Laser cutter special software is also needed to control laser cutters, so you’ll typically get this software when you purchase the cutter. You should also be aware that the laser tube that comes inside a laser cutter must eventually be replaced; it’s a consumable item, meaning that it has only so many hours of usage. Be certain to inquire not only about the laser tube’s expected life before making any purchase of a laser cutter but also about the replacement tube cost.
The last item I want to recommend is one I do not own. I have a CNC machine, a laser cutter, and a few 3D printers, but the plasma cutter remains one of those tools that I’m okay with renting when I need it rather than purchasing. Let me explain.
A handheld plasma cutter is your go-to tool for when you want to cut sheet metal. It’s a dangerous tool, and there’s definitely a learning curve that must be overcome with some training. But if you’re into cutting metal with extremely accurate cuts, this is the tool you want.
Now, take the handheld plasma cutter and think about mounting it in a machine that will let the cutter be directed along the X and Y axes, and you’ll have the basic idea of a computer-controlled plasma cutter. Software directs the movement of the plasma cutter, allowing for finer and much more accurate cutting of sheet metal.
In Figure 11.5, you’ll see one of the most popular computer-controlled plasma cutter frames on the market—the PlasmaCam. (Point a web browser to www.plasmacam.com and watch a video of the tool in action; it’ll blow you away.)
Why do I call it a plasma cutter frame? Because the PlasmaCam is simply a table/workspace and motors that are used to move a handheld plasma cutter that is mounted in the frame. You must purchase a plasma cutter to be mounted in the frame. (There are a variety of plasma cutter manufacturers, so you’re not locked into one particular brand.)
Computer-controlled plasma cutters like the PlasmaCam typically come with special software for cutting out two-dimensional objects in sheet metal. Again, if you understand how 3D printers work in terms of moving the working end (hot end) around the workspace, it’s not a big jump to understand how a plasma cutter could be directed to cut out objects from metal.

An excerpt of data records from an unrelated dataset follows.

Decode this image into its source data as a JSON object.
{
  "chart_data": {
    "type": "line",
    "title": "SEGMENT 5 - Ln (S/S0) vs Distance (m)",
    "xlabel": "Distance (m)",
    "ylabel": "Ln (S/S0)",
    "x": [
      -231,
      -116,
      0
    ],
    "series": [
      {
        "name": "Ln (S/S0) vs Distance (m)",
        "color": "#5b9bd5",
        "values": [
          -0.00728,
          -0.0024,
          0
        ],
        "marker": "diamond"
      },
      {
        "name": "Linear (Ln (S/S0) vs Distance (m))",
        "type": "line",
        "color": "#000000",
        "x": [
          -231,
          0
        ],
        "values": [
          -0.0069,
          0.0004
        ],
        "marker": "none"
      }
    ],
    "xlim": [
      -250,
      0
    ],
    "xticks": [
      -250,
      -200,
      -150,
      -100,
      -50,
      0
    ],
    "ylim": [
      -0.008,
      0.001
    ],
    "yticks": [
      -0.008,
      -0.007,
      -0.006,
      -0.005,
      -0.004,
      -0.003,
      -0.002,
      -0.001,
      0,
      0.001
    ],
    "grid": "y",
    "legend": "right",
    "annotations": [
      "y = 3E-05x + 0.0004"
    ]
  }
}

One final caveat: Plasma cutters produce a lot of sparks as they cut metal, and that’s one of the reasons why I don’t own one—the potential to start fires. Plasma cutters are ideally used in areas away from flammable materials, making them a bit more difficult for the home hobbyist to use safely. When I need some sheet metal cut, I’ve got a local machine shop that has a variety of tools, including a computer-controlled plasma cutter. I provide them with the file containing the shape I want to have cut out, and they provide the sheet metal and the tool and the final cutout. You may not ever own a plasma cutter, but you should know that there are shops that will rent you the time on one or do the work for you (at a cost, of course).

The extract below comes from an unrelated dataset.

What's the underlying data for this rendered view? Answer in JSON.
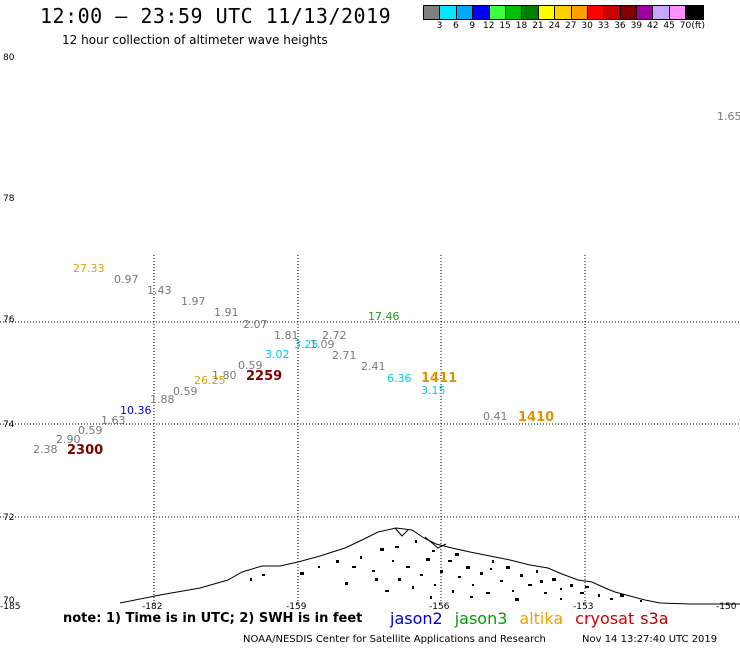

I hope you are beginning to get an idea of what someone with the right skills and tools could create. With a 3D printer, a plasma cutter, a laser cutter, and a CNC machine, you’d have quite a collection of advanced tools to make just about anything your mind could come up with.
But if you’ve got none of these, the 3D printer is definitely the place to start. You’ll learn some CAD, spend less money, and have access to a tool that’s a bit safer than the other three. If you find that you’re enjoying designing and creating things with your 3D printer, you can always expand your horizons and add a new tool (or two, or three) and open up even more opportunities to explore.
Have fun!